# A little progress on the shop ...



## FOMOGO (Dec 11, 2020)

Getting the machine shop area ready for occupation. Finished prime/paint the walls/ceiling and got most of the metal wainscoting up. Next step is a 6" band of two layers of wood to hold the metal sheets in place, and for mounting electrical. The wood will also provide mounting for a 10" deep shelf around the perimeter of the room. Have my renter next door putting in an additional 6"of insulation in the attic for a total R- value of 57. When I was showing him how I wanted it installed, and after warning him to only stand on the truss chords, he managed to put his foot thru the ceiling so a little repair work needed there. Fortunately I already had all the sheet rock materials out for the ceiling area we had just insulated and rocked, so not too big a deal. He's been doing a good job since, and like most of us, some things just need to be learned the hard way. Cheers, Mike


----------



## NC Rick (Dec 11, 2020)

Wow, that looks great!  I'm a bad reader and rememberer so sorry if I missed critical related posts but what size?  Sub part of building or stand-alone?  Very cool!  You have some work ahead of you for sure!
thanks for posting those photos!  I like seeing that stuff.


----------



## FOMOGO (Dec 11, 2020)

Thanks Rick, life has caused far to many delays on this project, but come hell or high water I will be finishing it up this winter.

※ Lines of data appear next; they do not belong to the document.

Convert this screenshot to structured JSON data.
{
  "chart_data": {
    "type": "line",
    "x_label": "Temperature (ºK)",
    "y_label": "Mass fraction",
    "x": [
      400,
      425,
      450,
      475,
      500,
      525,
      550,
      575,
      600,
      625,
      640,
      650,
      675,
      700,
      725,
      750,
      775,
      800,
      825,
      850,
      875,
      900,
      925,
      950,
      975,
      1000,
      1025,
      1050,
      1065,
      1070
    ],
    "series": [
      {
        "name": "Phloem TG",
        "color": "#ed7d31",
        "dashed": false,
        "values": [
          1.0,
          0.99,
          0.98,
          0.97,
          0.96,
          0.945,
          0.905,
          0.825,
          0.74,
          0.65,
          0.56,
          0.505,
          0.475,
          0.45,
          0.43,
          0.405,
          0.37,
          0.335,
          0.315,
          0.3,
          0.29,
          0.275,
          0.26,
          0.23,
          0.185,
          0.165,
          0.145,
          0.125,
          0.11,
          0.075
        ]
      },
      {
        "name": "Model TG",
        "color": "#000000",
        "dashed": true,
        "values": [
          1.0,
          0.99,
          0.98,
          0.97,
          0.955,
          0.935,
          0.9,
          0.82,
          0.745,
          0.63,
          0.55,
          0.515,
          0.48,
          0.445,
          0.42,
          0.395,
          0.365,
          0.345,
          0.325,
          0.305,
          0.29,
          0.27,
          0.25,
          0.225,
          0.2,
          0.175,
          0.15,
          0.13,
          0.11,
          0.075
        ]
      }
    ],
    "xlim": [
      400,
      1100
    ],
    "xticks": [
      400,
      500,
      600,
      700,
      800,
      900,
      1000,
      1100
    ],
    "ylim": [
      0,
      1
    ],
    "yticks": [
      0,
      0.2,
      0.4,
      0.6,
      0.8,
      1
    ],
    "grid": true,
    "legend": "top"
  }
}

This will be the first time in 19 years that I haven't left for the winter. The wife is on the beach until late spring, and I'm " home alone " and making good progress for a change. "The Barn" is 2100 sf on the main floor, with additional loft space. The machine shop area is 14x20. you can get a better idea of the lay out here.  https://www.garagejournal.com/forum/showthread.php?t=265933&page=3   . Cheers, Mike


----------